The crews that I would be supporting were led by two very different people, Weasel (Sarah) and Dog (Pete), female vs male, USAF vs USN, but both equivalent of rank. Their nicknames spoke to their personalities too: when she spoke even issuing orders, Weasel spoke directly to your soul whereas Dog barked them out hard and fast. We had absolute trust in each other, and they needed me now.
Sarah and I wanted each other, but our waits could want, somewhat like what I had addressed before the wedding dinner with the finger wiggle on her hip.
From the off, we had so much in common. There is so much to love about her: her beauty manifested in body, spirit, intelligence, and our touch, I reminded myself tearfully, leaving her slammed me hard. But there were lots of people who had just been slammed hard. Comparably, our slam was an ant's tiptoe, and my brain knew but was still processing this as I took my seat, belted up, and plugged my Surface into the power and WIFI.
The stairs were pulled up and the engines' gearboxes engaged their fan to spool up for thrust.
Miss u, I messaged as we now had enough thrust to taxi, and we headed towards the taxiway.

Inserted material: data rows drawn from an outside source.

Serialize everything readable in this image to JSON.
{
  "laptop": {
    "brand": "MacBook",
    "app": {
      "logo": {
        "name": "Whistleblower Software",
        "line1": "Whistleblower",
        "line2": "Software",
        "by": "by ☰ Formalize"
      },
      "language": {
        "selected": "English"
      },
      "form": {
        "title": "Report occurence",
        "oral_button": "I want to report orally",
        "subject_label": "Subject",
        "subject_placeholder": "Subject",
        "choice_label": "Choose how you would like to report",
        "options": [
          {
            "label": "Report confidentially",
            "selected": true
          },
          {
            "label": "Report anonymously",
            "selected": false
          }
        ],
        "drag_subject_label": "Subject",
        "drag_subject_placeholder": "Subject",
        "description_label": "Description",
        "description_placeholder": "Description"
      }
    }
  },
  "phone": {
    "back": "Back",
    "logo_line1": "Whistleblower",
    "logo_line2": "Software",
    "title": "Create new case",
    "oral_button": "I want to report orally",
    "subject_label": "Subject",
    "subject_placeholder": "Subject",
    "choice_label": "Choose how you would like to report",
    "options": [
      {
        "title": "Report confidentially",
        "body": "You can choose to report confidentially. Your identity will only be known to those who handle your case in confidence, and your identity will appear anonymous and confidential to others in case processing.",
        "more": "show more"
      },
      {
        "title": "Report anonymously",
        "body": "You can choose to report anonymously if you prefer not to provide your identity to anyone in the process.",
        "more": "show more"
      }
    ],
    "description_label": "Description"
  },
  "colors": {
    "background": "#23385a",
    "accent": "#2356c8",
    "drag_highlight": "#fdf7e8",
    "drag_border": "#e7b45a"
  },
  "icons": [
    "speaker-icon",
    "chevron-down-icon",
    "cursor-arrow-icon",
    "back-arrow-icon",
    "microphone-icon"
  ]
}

Her reply: You are needed there. Counting down til we hold each other xxx. Her intelligence was ruling her heart. Even more to love about her, I knew. I had struck the big one and felt truly awful that I was leaving her alone and having to deal with The Pests who, with their badgering, had irritated us so much this week. I knew they would be bullying and pestering her to go to the hotel and be with the couples, but I felt that she would soon make the decision that was best for her, though maybe not them. We were apart, albeit for a week, but I knew it would feel like a year for both.
"VR," called the pilot a few feet ahead of me. Our feet no longer were on the same ground and my tears poured out. Briefing, dinner, then sleep was my plan.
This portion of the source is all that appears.